A professional hangman, South of Stonor turn-off
Someone had to do it!
Being the hangman was a reviled and feared profession, but it was essential to the convict system. Those willing to take on the gruesome task could expect rewards for service.
Hangman Solomon Blay took his job seriously, taking care to dispatch his ‘clients’ quickly and efficiently. Hanging was a frightening punishment which was used to control the population.
The threat of the ultimate punishment – being hanged by the neck until dead – was a key part of maintaining law and order in the colony of Van Diemen’s Land. Until the middle of the 1800s hangings were carried out in public and attracted large crowds. Execution was supposed to act as a deterrent. While in Britain hangings were often more like carnivals, in the colonies the crowd would often sing in solidarity with the condemned as they met their end.

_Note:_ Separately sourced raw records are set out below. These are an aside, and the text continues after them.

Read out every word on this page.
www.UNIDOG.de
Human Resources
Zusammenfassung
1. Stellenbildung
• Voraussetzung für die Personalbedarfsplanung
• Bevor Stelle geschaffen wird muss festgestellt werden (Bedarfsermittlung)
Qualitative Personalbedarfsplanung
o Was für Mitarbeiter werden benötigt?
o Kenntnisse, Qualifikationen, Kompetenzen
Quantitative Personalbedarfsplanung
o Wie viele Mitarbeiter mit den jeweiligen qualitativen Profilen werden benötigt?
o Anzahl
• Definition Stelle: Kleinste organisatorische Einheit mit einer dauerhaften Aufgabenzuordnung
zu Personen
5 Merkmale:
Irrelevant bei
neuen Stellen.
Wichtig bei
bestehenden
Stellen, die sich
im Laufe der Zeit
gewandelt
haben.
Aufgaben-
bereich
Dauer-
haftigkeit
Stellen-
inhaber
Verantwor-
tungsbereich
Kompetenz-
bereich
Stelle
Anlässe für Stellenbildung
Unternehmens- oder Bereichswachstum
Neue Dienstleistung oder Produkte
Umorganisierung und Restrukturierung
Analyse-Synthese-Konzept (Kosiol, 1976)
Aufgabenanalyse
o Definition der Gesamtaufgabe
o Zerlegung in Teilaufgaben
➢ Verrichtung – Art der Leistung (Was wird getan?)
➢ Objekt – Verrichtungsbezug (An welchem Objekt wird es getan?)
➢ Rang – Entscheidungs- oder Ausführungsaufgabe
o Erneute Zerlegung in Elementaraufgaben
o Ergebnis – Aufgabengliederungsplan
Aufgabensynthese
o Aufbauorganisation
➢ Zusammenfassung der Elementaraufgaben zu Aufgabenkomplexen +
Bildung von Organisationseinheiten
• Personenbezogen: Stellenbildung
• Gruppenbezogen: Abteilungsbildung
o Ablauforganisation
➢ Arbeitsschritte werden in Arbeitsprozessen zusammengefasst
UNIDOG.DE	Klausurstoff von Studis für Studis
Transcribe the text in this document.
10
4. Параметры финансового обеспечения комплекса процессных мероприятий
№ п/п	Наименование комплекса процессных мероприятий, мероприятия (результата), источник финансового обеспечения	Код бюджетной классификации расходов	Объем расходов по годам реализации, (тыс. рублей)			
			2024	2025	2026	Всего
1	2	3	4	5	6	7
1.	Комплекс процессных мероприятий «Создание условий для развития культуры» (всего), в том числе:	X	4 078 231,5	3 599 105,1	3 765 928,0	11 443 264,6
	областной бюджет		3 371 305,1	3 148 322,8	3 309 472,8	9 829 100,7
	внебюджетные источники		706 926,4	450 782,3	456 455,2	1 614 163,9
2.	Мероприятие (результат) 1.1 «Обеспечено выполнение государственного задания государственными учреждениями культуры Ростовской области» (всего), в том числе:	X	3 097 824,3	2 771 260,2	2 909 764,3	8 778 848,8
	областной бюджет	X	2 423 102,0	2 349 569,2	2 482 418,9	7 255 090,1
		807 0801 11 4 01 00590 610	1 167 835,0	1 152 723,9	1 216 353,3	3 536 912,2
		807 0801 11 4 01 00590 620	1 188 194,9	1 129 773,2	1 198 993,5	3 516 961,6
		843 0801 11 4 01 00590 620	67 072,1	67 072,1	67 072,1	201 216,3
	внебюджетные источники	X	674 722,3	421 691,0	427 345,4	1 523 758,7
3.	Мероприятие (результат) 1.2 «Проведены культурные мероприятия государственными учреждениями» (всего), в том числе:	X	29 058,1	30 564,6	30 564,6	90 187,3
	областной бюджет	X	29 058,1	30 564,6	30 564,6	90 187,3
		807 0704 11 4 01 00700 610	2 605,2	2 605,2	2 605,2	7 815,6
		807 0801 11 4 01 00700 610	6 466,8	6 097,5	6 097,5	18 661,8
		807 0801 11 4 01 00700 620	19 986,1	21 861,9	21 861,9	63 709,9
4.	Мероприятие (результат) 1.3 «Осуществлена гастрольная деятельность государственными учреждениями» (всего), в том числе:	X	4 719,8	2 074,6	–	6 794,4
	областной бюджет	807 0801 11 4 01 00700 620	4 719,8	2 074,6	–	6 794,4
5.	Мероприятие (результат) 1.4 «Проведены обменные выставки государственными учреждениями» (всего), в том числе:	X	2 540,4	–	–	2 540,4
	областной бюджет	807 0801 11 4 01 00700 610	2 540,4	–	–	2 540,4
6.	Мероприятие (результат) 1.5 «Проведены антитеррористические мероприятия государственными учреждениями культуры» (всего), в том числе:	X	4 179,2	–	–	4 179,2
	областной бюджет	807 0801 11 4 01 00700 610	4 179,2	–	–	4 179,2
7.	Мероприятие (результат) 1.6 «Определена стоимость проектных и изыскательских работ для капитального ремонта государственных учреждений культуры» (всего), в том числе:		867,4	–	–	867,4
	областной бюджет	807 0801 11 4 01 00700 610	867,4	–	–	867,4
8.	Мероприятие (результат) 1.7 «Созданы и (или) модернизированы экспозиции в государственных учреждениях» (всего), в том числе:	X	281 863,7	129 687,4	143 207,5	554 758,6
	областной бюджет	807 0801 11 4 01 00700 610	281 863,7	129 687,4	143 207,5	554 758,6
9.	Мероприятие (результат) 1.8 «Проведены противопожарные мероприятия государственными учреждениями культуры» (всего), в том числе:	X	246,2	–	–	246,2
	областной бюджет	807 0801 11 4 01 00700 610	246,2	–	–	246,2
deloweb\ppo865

In Lieutenant-Governor Arthur’s term of office in Van Diemen’s Land there were two hundred and sixty hangings; of these, one hundred and three occurred in 1826-7 alone. Arthur knew that it was not dying, but the desecration of the body after death, that inspired fear and dread in the popular mind. Bodies were sometimes left in the open for months providing food for carrion-eaters.
Most executions were for crimes against property, in particular theft of livestock as it posed a threat to the colony’s early economy. Such punishment was not only meted out to convicts and bushrangers. Among those hanged for theft of livestock were also free people with their own land holdings.
Solomon Blay was perhaps the colony’s most remembered hangman. Blay held the position for fifty years from 1840, barring a couple of years when he tried to retire. Blay has been described as a murderous man who killed children and was shunned by all. This was far from the truth. It would seem that Blay took pride in his job and was good at it. Where others were described as torturers, Blay had the ability to efficiently dispatch his charges after calmly shaking their hands. In all, he executed 205 people.
The modern expression ‘gala’ is derived from the Anglo-Saxon for ‘gallows day’.
Layer 3: Solomon Blay
Solomon Blay was transported to Van Diemen’s Land for counterfeiting in 1837 when he was 21 years old. Once here, he used his background in boating to gain respect, and by the following year he had been given a position as police constable in Brighton.
He had problems with alcohol which contributed to a stint with a chain gang, from which he unsuccessfully tried to escape. His agreement to become hangman in 1840 afforded him a degree of physical comfort and eventually a regular salary. Blay worked between Hobart, Oatlands and Launceston. He eventually settled in Oatlands from 1846 until 1868. From there he carried out his duties at the gaol and throughout the colony. He endeavoured to change career but despite attempts to settle in Melbourne and in England, Blay and his wife returned in 1870 to what was, by then, Tasmania. Here Blay felt more at home and less persecuted, and he regained his position as executioner in Hobart. Blay finally retired as executioner in 1891. He fell increasingly under the influence of alcohol and died in 1897.